Vermutlicher Ursprung der Krypta Ve siècle (≈ 550)
Celtic Untergrund-Flüchtling renoviert.
XIIe siècle
Bau von romanischen Teilen
Bau von romanischen Teilen XIIe siècle (≈ 1250)
Sculpted Fassade und primitive nave.
1488
Bezeugte gotische Werke
Bezeugte gotische Werke 1488 (≈ 1488)
Minuten, die ein "Arzteau" erwähnen.
XVIe siècle
Kriege der Religion
Kriege der Religion XVIe siècle (≈ 1650)
Festungen und Brandzeichen.
1909
Historisches Denkmal
Historisches Denkmal 1909 (≈ 1909)
Offizieller Schutz des Gebäudes.
1976
Wiederentdeckte Krypta
Wiederentdeckte Krypta 1976 (≈ 1976)
Von Pfarrer D. Héraud.
Aujourd'hui
Aujourd'hui
Aujourd'hui Aujourd'hui (≈ 2025)
Position de référence.
Kulturgüter
Kirche von Saint Martin: auf Bestellung vom 10. Februar 1909
Kennzahlen
D. Héraud - Circa de Meursac
Wiederentdeckung von Krypta 1976.
Ursprung und Geschichte
Die Kirche Saint-Martin de Meursac, im Departement Charente-Maritime, ist ein Pfarrhaus, dessen Architektur Jahrhunderte der Geschichte widerspiegelt.
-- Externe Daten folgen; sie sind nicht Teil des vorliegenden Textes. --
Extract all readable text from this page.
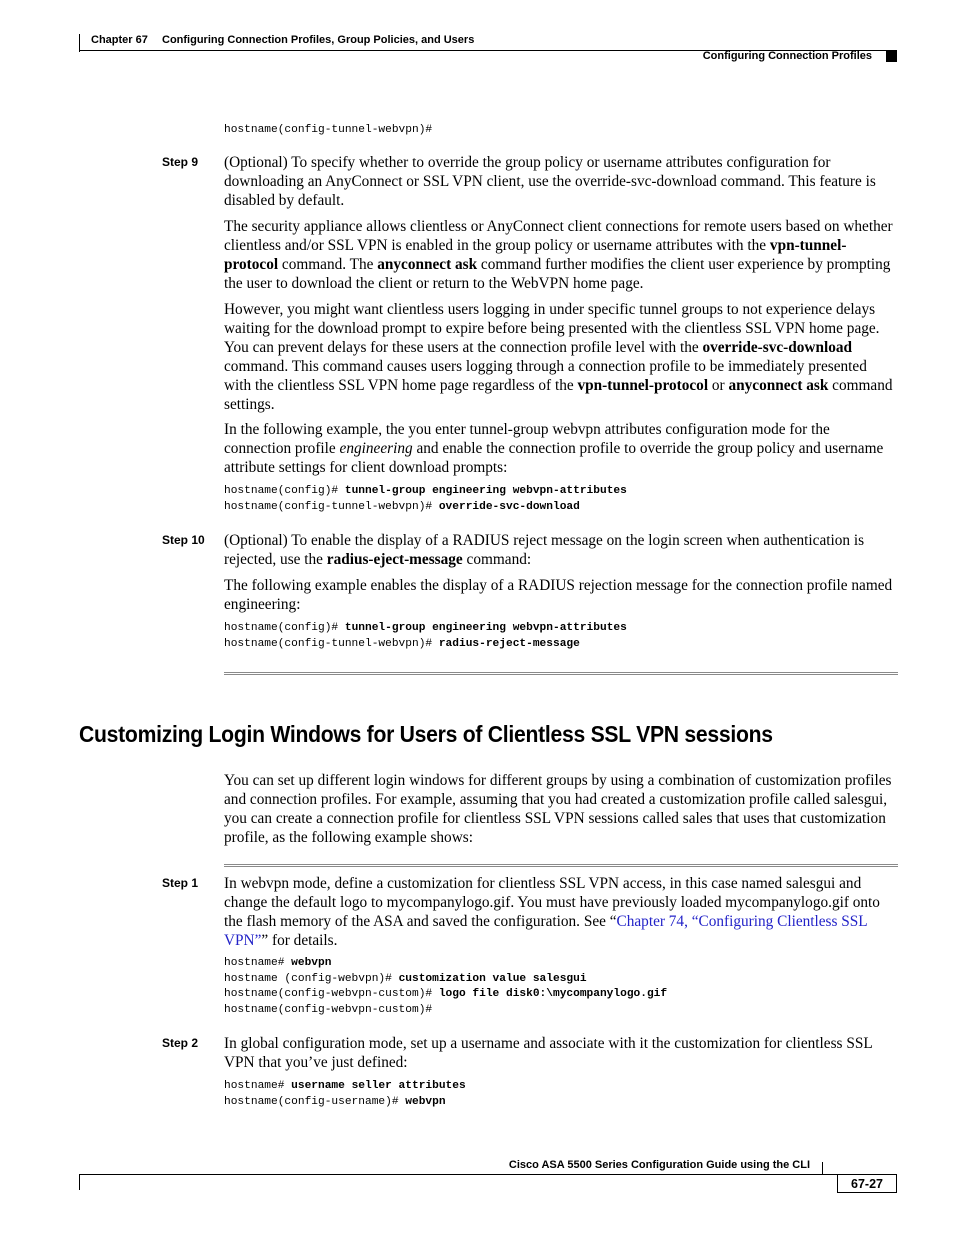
Chapter 67 Configuring Connection Profiles, Group Policies, and Users
Configuring Connection Profiles
hostname(config-tunnel-webvpn)#
Step 9 (Optional) To specify whether to override the group policy or username attributes configuration for downloading an AnyConnect or SSL VPN client, use the override-svc-download command. This feature is disabled by default.

The security appliance allows clientless or AnyConnect client connections for remote users based on whether clientless and/or SSL VPN is enabled in the group policy or username attributes with the vpn-tunnel-protocol command. The anyconnect ask command further modifies the client user experience by prompting the user to download the client or return to the WebVPN home page.

However, you might want clientless users logging in under specific tunnel groups to not experience delays waiting for the download prompt to expire before being presented with the clientless SSL VPN home page. You can prevent delays for these users at the connection profile level with the override-svc-download command. This command causes users logging through a connection profile to be immediately presented with the clientless SSL VPN home page regardless of the vpn-tunnel-protocol or anyconnect ask command settings.

In the following example, the you enter tunnel-group webvpn attributes configuration mode for the connection profile engineering and enable the connection profile to override the group policy and username attribute settings for client download prompts:

hostname(config)# tunnel-group engineering webvpn-attributes
hostname(config-tunnel-webvpn)# override-svc-download
Step 10 (Optional) To enable the display of a RADIUS reject message on the login screen when authentication is rejected, use the radius-eject-message command:

The following example enables the display of a RADIUS rejection message for the connection profile named engineering:

hostname(config)# tunnel-group engineering webvpn-attributes
hostname(config-tunnel-webvpn)# radius-reject-message
Customizing Login Windows for Users of Clientless SSL VPN sessions

You can set up different login windows for different groups by using a combination of customization profiles and connection profiles. For example, assuming that you had created a customization profile called salesgui, you can create a connection profile for clientless SSL VPN sessions called sales that uses that customization profile, as the following example shows:

Step 1 In webvpn mode, define a customization for clientless SSL VPN access, in this case named salesgui and change the default logo to mycompanylogo.gif. You must have previously loaded mycompanylogo.gif onto the flash memory of the ASA and saved the configuration. See “Chapter 74, “Configuring Clientless SSL VPN”” for details.

hostname# webvpn
hostname (config-webvpn)# customization value salesgui
hostname(config-webvpn-custom)# logo file disk0:\mycompanylogo.gif
hostname(config-webvpn-custom)#
Step 2 In global configuration mode, set up a username and associate with it the customization for clientless SSL VPN that you’ve just defined:

hostname# username seller attributes
hostname(config-username)# webvpn
Cisco ASA 5500 Series Configuration Guide using the CLI
67-27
Die ältesten Teile, aus dem 12. Jahrhundert, illustrieren die romanische Kunst Saintongese, mit einer schlanken Fassade, die mit symbolischen Skulpturen (Gesichte, Tiere, Verflechtungen) dekoriert ist. Das Portal im Vollhanger und die lateinischen Modillons (Leopardus, Colube) bezeugen das Know-how mittelalterlicher Kunsthandwerker. Das in einer Wiege zunächst gewölbte Schiff wurde später verändert, während die bloßen Kapitale sich an seine primitive Struktur erinnern.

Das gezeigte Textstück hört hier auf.